One and a half out of four stars

During the opening sequence in “Jumanji: The Next Level,” the front of a character’s smartphone is shown with the date “December 13, 2019” front and center. Although rare, this isn’t the first time a movie has flashed its own release date on screen, and it probably won’t be the last.

Although intended to be clever and self-aware, it’s just the first of many reminders to follow that we’re watching a quickly-assembled sequel which only exists for the purpose of being a blatant cash-grab.

The fourth installment in the “Jumanji” franchise, “The Next Level” will be familiar enough (if still possibly disagreeable) to the people who made the last installment (“Welcome to the Jungle”) a surprise $1 billion global smash. The filmmakers make the huge mistake of assuming first-time viewers will automatically know what’s happening Including the Guns ‘n’ Roses song “Welcome to the Jungle” does nothing to help.

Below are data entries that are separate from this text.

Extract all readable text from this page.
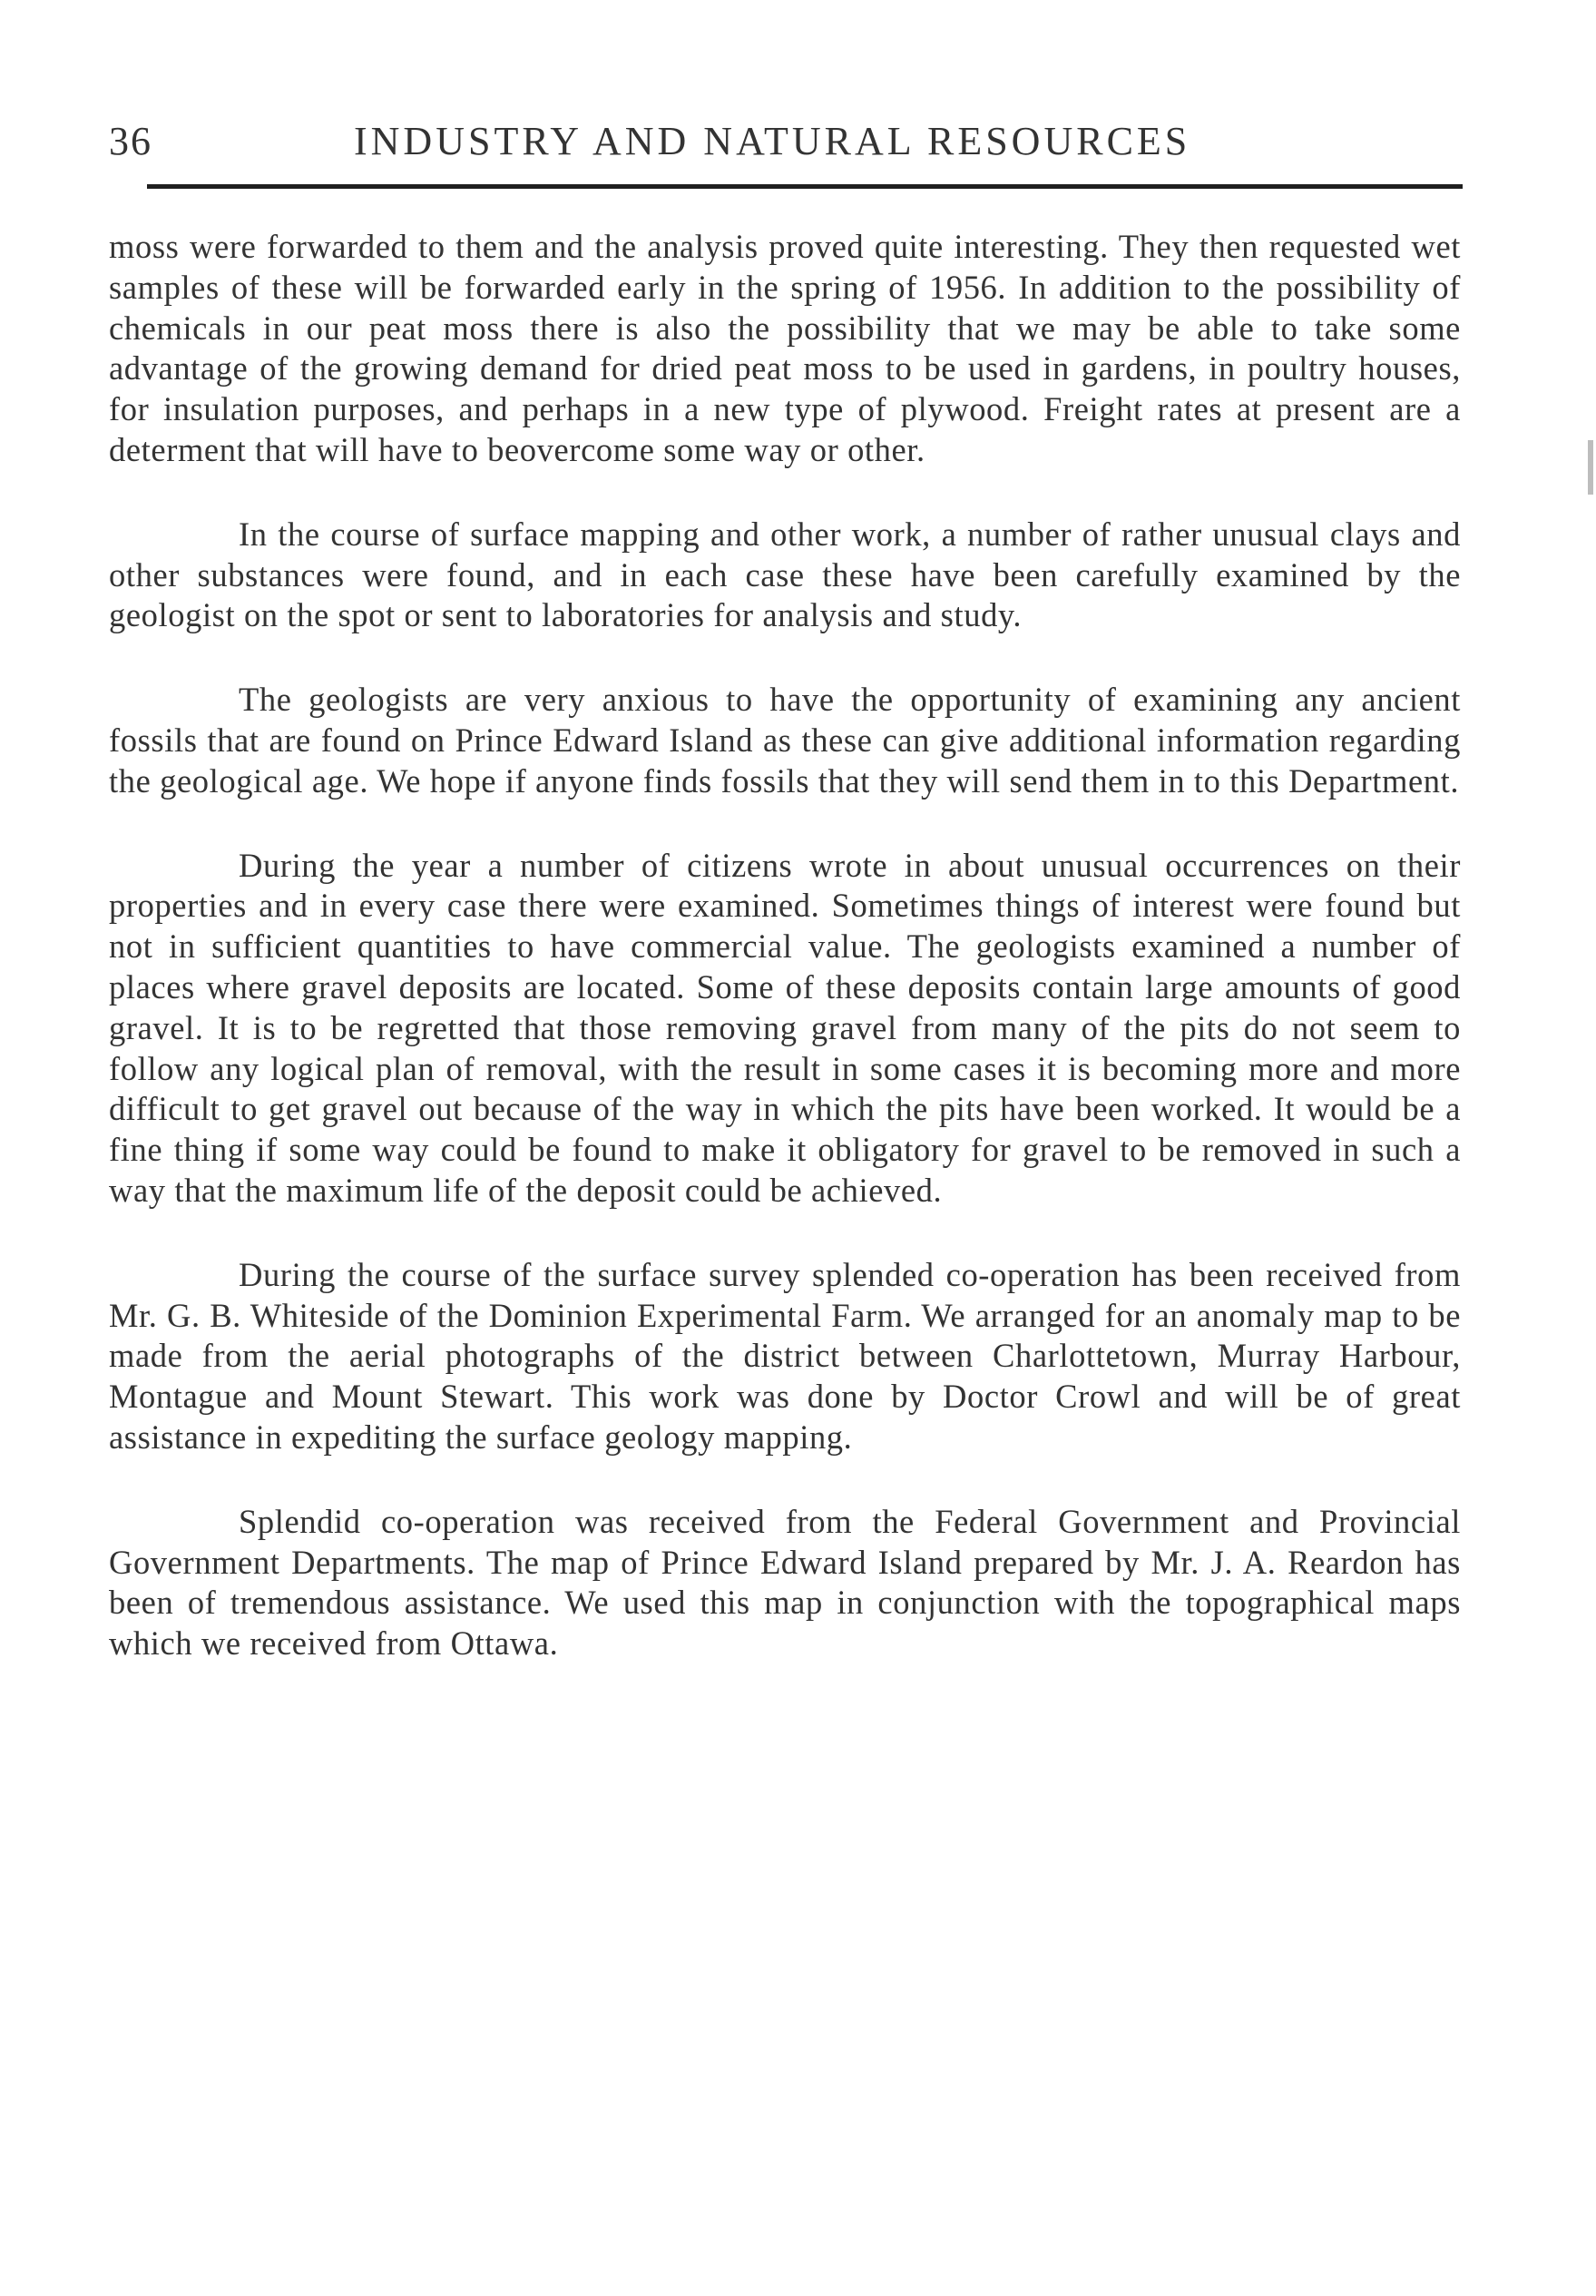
36	INDUSTRY AND NATURAL RESOURCES

moss were forwarded to them and the analysis proved quite interesting. They then requested wet samples of these will be forwarded early in the spring of 1956. In addition to the possibility of chemicals in our peat moss there is also the possibility that we may be able to take some advantage of the growing demand for dried peat moss to be used in gardens, in poultry houses, for insulation purposes, and perhaps in a new type of plywood. Freight rates at present are a determent that will have to beovercome some way or other.

In the course of surface mapping and other work, a number of rather unusual clays and other substances were found, and in each case these have been carefully examined by the geologist on the spot or sent to laboratories for analysis and study.

The geologists are very anxious to have the opportunity of examining any ancient fossils that are found on Prince Edward Island as these can give additional information regarding the geological age. We hope if anyone finds fossils that they will send them in to this Department.

During the year a number of citizens wrote in about unusual occurrences on their properties and in every case there were examined. Sometimes things of interest were found but not in sufficient quantities to have commercial value. The geologists examined a number of places where gravel deposits are located. Some of these deposits contain large amounts of good gravel. It is to be regretted that those removing gravel from many of the pits do not seem to follow any logical plan of removal, with the result in some cases it is becoming more and more difficult to get gravel out because of the way in which the pits have been worked. It would be a fine thing if some way could be found to make it obligatory for gravel to be removed in such a way that the maximum life of the deposit could be achieved.

During the course of the surface survey splended co-operation has been received from Mr. G. B. Whiteside of the Dominion Experimental Farm. We arranged for an anomaly map to be made from the aerial photographs of the district between Charlottetown, Murray Harbour, Montague and Mount Stewart. This work was done by Doctor Crowl and will be of great assistance in expediting the surface geology mapping.

Splendid co-operation was received from the Federal Government and Provincial Government Departments. The map of Prince Edward Island prepared by Mr. J. A. Reardon has been of tremendous assistance. We used this map in conjunction with the topographical maps which we received from Ottawa.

It would be nice to say that if this had been made as a stand-alone flick, things would have turned out better — but that is certainly not the case here. It’s kind of like saying getting hit in the head with a brick three times is slightly better than getting hit in the head with a brick four times.

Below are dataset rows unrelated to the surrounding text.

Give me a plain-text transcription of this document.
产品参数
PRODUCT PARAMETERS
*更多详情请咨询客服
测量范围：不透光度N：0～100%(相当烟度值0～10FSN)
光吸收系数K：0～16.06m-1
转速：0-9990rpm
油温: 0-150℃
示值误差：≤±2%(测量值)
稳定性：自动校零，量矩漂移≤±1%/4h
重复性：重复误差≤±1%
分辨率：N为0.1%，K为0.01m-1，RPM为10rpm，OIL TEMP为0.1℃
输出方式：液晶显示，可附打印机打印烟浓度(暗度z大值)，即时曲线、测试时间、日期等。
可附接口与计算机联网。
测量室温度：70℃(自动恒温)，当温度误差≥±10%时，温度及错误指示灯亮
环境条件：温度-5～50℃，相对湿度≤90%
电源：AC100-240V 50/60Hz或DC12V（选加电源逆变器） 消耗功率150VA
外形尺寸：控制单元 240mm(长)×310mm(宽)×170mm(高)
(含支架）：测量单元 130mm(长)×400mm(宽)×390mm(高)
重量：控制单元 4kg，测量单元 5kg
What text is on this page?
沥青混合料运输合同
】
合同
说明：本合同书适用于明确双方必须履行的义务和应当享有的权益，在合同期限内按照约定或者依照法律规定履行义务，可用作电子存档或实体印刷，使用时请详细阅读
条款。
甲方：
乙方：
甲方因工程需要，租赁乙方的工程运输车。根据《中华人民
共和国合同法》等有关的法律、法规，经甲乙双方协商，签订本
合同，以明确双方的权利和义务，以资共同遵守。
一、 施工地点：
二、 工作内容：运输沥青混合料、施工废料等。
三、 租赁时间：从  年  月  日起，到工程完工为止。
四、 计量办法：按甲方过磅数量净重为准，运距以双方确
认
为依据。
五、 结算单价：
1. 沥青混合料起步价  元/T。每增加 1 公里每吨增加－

Unlike the original 1995 installment starring Robin Williams where “Jumanji” was a board game where animals came to life, “Welcome to the Jungle” featured an antiquated video game (think “Atari”) which allowed the players to assume the personalities of their avatars. The four high-school teens from “Welcome” return, now bound for college, and as they appear for only minutes at the beginning and end, the actor’s names are unimportant.

They are joined here by Eddie (Danny DeVito) and Milo (Danny Glover), former co-owners of a diner whose friendship hit the skids when Milo decided to retire. Despite Milo’s best reconciliation efforts, Eddie is still angry and is determined to hold on to his grudge.

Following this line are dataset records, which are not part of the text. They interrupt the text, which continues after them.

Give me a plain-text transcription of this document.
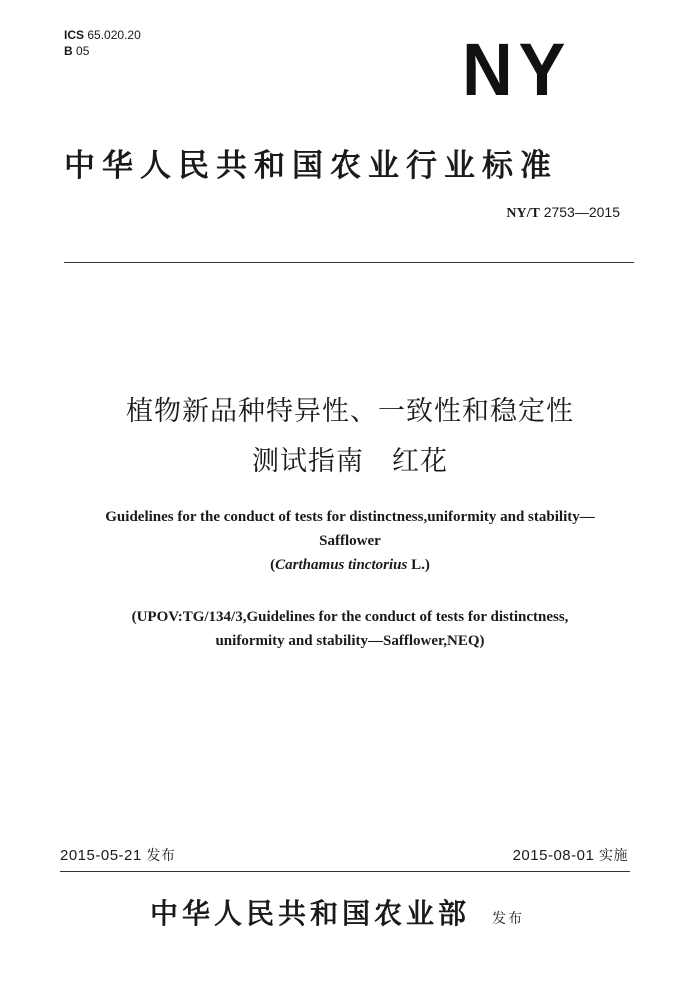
ICS 65.020.20
B 05	NY
中华人民共和国农业行业标准
NY/T 2753—2015
植物新品种特异性、一致性和稳定性
测试指南　红花
Guidelines for the conduct of tests for distinctness,uniformity and stability—
Safflower
(Carthamus tinctorius L.)
(UPOV:TG/134/3,Guidelines for the conduct of tests for distinctness,
uniformity and stability—Safflower,NEQ)
2015-05-21 发布	2015-08-01 实施
中华人民共和国农业部 发布
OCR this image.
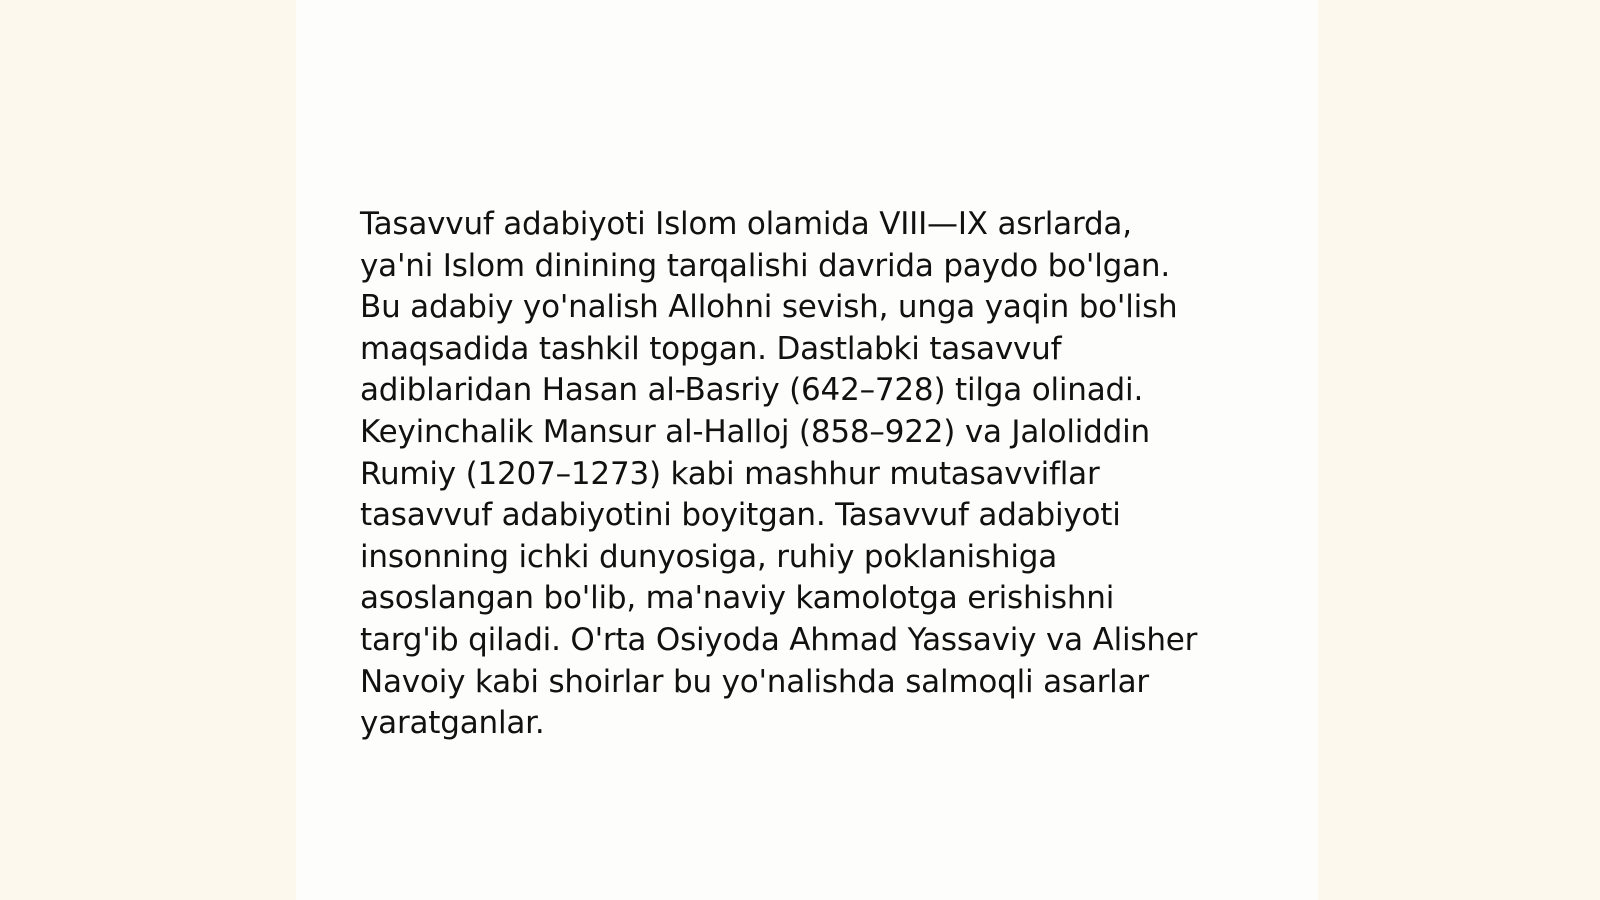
Tasavvuf adabiyoti Islom olamida VIII—IX asrlarda,
ya'ni Islom dinining tarqalishi davrida paydo bo'lgan.
Bu adabiy yo'nalish Allohni sevish, unga yaqin bo'lish
maqsadida tashkil topgan. Dastlabki tasavvuf
adiblaridan Hasan al-Basriy (642–728) tilga olinadi.
Keyinchalik Mansur al-Halloj (858–922) va Jaloliddin
Rumiy (1207–1273) kabi mashhur mutasavviflar
tasavvuf adabiyotini boyitgan. Tasavvuf adabiyoti
insonning ichki dunyosiga, ruhiy poklanishiga
asoslangan bo'lib, ma'naviy kamolotga erishishni
targ'ib qiladi. O'rta Osiyoda Ahmad Yassaviy va Alisher
Navoiy kabi shoirlar bu yo'nalishda salmoqli asarlar
yaratganlar.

Because he’s depressed, one of the teens re-enters the game and drags two of the others with him along with Eddie and Milo. Once in the game they are channeled through avatars portrayed by (the also returning) Dwayne Johnson, Kevin Hart, Jack Black and Karen Gillan. The SOLE interesting wrinkle in the story is having Johnson and Hart respectfully voicing Eddie and Milo.

While Johnson speaks with a passable cantankerous New York accent, the normally motor-mouthed Hart delivers his lines with slow, precise deliberation leading to one of the movie’s biggest (of about three) authentic laughs.

For about half of the running time, Johnson and Hart audition for “Grumpy Old Men 3.” But the problem is it’s only funny for about five minutes. For his part, Black first channels a black teen male, then a white teen female and regularly falls down – in other words, he turns in another variation of Jack Black. Faring the best (if that’s the right word) is Gillan, a still relative unknown actress with lots of potential who deserves better than to be “trapped” in a franchise so undeserving of her charm and range. Dressed as if she’s auditioning for yet another reboot of “Tomb Raider,” the scantily-clad Gillan is given the most to do — and she puts her best foot forward.

Returning director Jake Kasden (son of Lawrence) and his co-writers Scott Rosenberg and Jeff Pinker attempt to divert attention away from the inert and moribund screenplay by including huge set pieces taking place in a rain forest, a sprawling desert, a Middle Eastern-themed market, a maze of aerial foot bridges and finally a snowbound castle which could easily double as a “Game of Thrones” set.

Although the avatars can “die” (which they do) they also have the ability to come back to life. But even though this can only be done a limited amount of times, there’s little doubt anyone will ever run out of lives. Even the presence of a barbarian killer (Rory McCann) known as “Jurgen the Brutal” presents little in the way of palpable or eminent danger.

With all of its bells and whistles and camera mugging, the grand total of “The Next Level” is far less than the sum of its parts. We’ve come to expect rush-to-market Hollywood product to be wanting and unimaginative, and while “The Next Level” is far from the worst of its kind ever made, it’s still a huge disappointment on almost every possible level.